Me miró con estupor, pero no se atrevió a protestar y fue a anunciarme.

Cuando me vio, Astarita salió a mi encuentro, me besó la mano y me condujo hacia un diván al fondo de la habitación. También me había acogido así la primera vez y pienso que lo mismo hacía con todas las mujeres que aparecían por su despacho. Contuve como pude el impulso de ira que me henchía el pecho y dije:

—Mira, si has hecho arrestar a Mino, haz que lo pongan inmediatamente en libertad... De lo contrario, hazte a la idea de que no volverás a verme.

Vi cómo en su semblante se pintaba una expresión de profundo asombro mezclado con una desagradable reflexión y comprendí que no sabía nada.

—Pero, qué diablos... Espera un momento... ¿De qué Mino me estás hablando? —preguntó tartamudeando.

—Creía que lo sabrías —dije.

Y con la mayor brevedad que me fue posible le conté la historia de mi amor por Mino y cómo había sido detenido en su casa aquella misma tarde. Lo vi cambiar de color cuando dije que amaba a Mino, pero preferí decir la verdad porque temía perjudicar a Mino con una mentira y porque sentía un violento deseo de gritar a todos mi amor. Ahora, después de haber descubierto que Astarita nada tenía que ver con la detención de Mino, la ira que hasta aquel momento me había sostenido decayó y me sentí de nuevo desarmada y débil. Por esto comencé mi relato con voz firme y excitada y acabé en tono casi quejumbroso.

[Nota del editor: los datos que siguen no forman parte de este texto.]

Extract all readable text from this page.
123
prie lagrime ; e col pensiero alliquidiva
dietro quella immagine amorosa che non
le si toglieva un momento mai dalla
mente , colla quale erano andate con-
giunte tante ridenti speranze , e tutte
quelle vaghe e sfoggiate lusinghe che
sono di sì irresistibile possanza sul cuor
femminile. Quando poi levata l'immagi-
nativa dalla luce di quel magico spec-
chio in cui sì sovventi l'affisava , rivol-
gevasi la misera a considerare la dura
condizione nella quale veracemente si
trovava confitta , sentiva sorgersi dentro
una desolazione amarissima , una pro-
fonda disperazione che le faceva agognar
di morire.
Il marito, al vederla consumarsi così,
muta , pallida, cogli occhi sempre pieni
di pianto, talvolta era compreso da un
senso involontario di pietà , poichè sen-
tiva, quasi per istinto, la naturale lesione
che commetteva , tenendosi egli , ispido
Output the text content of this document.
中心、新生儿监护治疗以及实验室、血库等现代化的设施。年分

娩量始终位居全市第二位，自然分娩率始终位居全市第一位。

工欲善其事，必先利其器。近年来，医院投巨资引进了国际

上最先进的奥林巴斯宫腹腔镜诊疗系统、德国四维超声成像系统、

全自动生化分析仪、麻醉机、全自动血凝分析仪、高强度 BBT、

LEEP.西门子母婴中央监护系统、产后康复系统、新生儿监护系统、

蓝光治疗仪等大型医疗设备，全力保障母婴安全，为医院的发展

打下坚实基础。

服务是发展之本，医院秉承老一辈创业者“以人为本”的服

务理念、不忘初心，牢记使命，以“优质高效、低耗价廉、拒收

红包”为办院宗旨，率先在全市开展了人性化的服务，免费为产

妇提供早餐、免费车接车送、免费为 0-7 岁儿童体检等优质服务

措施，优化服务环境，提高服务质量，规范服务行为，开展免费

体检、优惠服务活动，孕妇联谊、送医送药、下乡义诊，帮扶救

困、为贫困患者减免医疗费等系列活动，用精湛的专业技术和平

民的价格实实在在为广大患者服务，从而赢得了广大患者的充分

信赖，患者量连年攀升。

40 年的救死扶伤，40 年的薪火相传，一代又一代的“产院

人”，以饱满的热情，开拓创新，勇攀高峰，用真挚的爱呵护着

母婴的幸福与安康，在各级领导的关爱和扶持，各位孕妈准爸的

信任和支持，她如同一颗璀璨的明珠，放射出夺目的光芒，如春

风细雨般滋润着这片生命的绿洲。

Y hasta los ojos se me llenaron de lágrimas cuando dije angustiada:

—Además no sé qué le hacen... Dicen que les pegan.

Astarita me interrumpió inmediatamente:

—Puedes estar tranquila... Si fuera un obrero, pero un estudiante...

—Pero no quiero... no quiero que esté preso —grité con voz de llanto.

Nos callamos los dos. Yo intentaba dominar mi conmoción y Astarita me miraba. Por primera vez no parecía dispuesto a hacerme el favor que le pedía. Pero ahora debía intervenir en su repugnancia a complacerme el saber que yo estaba ya enamorada de otro hombre. Añadí, poniendo una mano sobre la suya:

—Si haces que sea puesto en libertad, te prometo que haré todo lo que quieras.

Me miraba sin llegar a decidirse, y yo, aun sin tener el ánimo dispuesto para ello, me incliné y le ofrecí los labios, diciéndole:

—Entonces, ¿qué? ¿Me haces este favor?

Me miró, dudando entre la tentación de besarme y la conciencia de aquel beso humillante ofrecido por pura lisonja, con el rostro bañado en lágrimas. Después me rechazó, se puso en pie, me dijo que esperara y salió.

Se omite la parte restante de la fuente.